Duration 5min, Q&A 3min
Derivation, Characterization and Retinal Neural Induction of Human Tenon's - Derived iPS Cells
Direct reprogramming of somatic cells to a pluripotent state has been achieved by ectopic expression of Oct-3/4, Sox2, c-Myc, and Klf4. As an essential reprogramming factor, SOX-2 also plays important roles throughout retinal development. This study was conducted to determine if induced pluripotent stem cells (iPSCs) derived from human Tenon's capsule fibroblasts (HTFs) could express retinal progenitor cell (RPC)-related genes with the capacity to directly differentiate into retinal neurons in vitro.
HTFs were obtained anonymously from tissue explants taken during strabismus or glaucoma-filtering surgery or from the eye bank (donors aged 18 to 60 years) of ZhongShan Ophthalmic Center, Sun Yat-sen University. H9 human ES cells were received as a gift from Professor Mengfei Chen.DKK1, Lefty-A were purchased from R&D Systems; Noggin was purchased from PeproTechInc; DAPT was purchased from Merck Millipore Company.

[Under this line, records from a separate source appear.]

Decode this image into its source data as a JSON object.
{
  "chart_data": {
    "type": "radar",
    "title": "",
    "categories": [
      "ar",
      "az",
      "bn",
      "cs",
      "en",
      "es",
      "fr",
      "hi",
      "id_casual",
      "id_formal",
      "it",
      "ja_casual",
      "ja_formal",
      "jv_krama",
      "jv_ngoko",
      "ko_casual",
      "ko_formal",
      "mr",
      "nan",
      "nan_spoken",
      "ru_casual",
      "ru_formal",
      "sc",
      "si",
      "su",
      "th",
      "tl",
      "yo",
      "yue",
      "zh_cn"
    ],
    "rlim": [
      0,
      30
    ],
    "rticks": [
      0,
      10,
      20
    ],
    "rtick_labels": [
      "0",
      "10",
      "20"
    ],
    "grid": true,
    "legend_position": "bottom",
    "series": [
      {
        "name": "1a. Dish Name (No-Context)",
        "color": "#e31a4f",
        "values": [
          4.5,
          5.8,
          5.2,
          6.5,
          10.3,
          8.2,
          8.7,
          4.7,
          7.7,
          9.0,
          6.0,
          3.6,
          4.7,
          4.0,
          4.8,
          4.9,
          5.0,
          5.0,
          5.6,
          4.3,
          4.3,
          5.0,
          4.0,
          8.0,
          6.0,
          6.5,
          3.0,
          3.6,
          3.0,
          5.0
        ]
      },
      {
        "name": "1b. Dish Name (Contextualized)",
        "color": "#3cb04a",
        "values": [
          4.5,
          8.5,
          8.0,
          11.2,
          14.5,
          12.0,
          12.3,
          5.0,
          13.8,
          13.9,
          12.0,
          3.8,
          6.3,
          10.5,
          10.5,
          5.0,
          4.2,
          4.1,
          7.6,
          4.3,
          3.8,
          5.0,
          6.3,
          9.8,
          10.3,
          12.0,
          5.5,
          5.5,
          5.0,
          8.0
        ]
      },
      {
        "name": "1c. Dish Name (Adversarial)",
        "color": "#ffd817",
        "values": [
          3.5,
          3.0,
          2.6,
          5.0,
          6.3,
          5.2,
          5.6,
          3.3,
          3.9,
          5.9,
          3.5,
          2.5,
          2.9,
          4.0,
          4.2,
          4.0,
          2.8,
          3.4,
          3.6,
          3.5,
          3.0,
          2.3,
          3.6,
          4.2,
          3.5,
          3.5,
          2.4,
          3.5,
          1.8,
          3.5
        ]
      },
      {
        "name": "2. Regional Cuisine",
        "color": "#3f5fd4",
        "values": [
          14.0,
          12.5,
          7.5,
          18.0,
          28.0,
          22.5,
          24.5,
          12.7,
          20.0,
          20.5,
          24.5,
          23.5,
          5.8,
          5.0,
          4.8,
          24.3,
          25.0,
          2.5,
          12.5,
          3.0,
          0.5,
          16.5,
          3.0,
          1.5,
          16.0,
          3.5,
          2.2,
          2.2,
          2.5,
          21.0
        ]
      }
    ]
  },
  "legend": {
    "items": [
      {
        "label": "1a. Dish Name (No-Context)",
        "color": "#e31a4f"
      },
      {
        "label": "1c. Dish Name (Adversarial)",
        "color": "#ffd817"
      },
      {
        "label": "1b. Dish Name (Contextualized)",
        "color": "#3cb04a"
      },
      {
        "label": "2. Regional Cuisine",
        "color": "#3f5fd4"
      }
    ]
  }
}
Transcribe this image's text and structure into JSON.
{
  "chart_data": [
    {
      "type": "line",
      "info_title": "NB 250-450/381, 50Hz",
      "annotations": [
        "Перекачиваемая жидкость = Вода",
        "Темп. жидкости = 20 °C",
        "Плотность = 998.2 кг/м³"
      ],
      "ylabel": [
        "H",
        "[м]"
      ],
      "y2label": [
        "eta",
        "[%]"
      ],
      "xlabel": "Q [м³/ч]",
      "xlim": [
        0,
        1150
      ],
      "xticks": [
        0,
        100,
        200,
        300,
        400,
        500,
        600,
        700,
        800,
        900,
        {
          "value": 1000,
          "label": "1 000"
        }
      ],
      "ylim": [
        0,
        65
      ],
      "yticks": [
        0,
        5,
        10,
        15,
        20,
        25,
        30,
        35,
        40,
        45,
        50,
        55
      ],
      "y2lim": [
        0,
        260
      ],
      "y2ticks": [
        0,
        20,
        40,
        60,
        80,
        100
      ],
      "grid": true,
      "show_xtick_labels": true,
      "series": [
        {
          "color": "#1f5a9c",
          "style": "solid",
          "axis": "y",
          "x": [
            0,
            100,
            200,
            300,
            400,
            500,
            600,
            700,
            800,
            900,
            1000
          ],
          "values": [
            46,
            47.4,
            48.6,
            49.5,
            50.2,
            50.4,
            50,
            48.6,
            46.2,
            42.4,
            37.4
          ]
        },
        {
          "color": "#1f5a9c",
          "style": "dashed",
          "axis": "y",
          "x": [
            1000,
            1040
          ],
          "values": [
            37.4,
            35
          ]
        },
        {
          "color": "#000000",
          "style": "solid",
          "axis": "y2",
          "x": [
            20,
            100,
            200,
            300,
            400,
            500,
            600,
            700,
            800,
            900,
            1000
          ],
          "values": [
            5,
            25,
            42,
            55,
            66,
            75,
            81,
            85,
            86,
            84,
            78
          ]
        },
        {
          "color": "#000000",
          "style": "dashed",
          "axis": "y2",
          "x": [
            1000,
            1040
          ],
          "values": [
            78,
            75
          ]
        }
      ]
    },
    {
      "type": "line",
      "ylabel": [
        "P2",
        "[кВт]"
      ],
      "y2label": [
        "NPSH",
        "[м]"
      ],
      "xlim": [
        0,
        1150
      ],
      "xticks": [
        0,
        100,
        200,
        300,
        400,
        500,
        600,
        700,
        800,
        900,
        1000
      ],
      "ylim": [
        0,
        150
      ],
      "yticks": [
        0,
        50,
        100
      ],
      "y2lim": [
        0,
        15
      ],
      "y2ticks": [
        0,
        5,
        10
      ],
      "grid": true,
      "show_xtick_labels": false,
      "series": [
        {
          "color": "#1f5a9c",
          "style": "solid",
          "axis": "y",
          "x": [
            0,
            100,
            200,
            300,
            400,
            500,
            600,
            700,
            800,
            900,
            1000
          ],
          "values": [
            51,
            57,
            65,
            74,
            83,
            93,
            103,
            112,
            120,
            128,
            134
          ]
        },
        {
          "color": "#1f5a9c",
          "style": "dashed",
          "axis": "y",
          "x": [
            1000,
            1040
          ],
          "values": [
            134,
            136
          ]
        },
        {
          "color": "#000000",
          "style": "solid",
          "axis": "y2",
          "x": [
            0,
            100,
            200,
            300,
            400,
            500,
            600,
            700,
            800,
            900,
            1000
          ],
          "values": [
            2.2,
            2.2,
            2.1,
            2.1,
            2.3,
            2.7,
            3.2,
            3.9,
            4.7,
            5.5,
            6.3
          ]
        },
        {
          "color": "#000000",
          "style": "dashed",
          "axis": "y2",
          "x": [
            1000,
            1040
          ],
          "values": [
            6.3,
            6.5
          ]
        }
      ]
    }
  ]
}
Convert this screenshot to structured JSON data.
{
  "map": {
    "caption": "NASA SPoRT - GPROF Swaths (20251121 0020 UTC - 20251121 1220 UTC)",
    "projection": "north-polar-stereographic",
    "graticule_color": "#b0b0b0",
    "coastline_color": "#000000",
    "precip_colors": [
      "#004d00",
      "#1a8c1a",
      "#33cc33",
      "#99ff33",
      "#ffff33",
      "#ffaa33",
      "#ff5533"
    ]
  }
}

HTFs harvested from fresh samples were reprogrammed by retroviral transduction to iPSCs. The HTF-derived iPSCs (TiPSCs) were characterized for pluripotency by morphology, gene expression, surface antigens, alkaline phosphatase activity analysis and a teratoma formation assay. Human ESC colonies were used as the positive control. The resulting TiPSCs were induced to differentiate into retinal cells by stepwise treatment with the defined factor combination of Dkk1, Noggin, Lefty-A, DAPT, and overexpression of ATOH7, which follows the human retinal development timeline. The induced retinal cells were analyzed with phase contrast microscopy, real-time PCR, immunofluorescence, FACS analysis, and calcium imaging analysis.
Results and Conclusion
The resulting TiPS colonies were indistinguishable from human ESC colonies according to standard criteria. Upon retinal differentiation, embryoid bodies (EBs) were formed from TiPSCs by suspension culture in serum-free medium with the increase of RPC-related gene expressions such as Pax6 and Sox2. In matrigel-coated culture, acquisition of neuroepithelial colonies at day 10 with an early eye field fate was enhanced through the addition of DKK1, NOGGIN and Lefty-A, as determined by qPCR and immunofluorescence. Further overexpression of ATOH7 combined with DAPT-treated cultures, TiPSCs can generate retinal neural cells that express Chx10, Brn3b, Atoh7, Syn, Crx, Mitf, GFAP, etc. These findings demonstrate that iPSCs can be generated from HTFs and through a stepwise neural differentiation strategy, the TiPSCs can generate retina-specific cells in vitro, which should aid in the investigation of ophthalmological regenerative medicine.
[ Keyword ]
reprogramming / human iPS / differentiation / retinal neuron
[ Conflict of Interest ]
[ Conflict of Interest (Potential conflict) ]
This study was supported by the National Basic Research Program of China (Project 973) (Grant 2007CB512207), the National Natural Science Foundation of China (Grants 30973226 and 81170846) .The funders have not any role in study design, data collection and analysis, decision to publish, or preparation of the manuscript.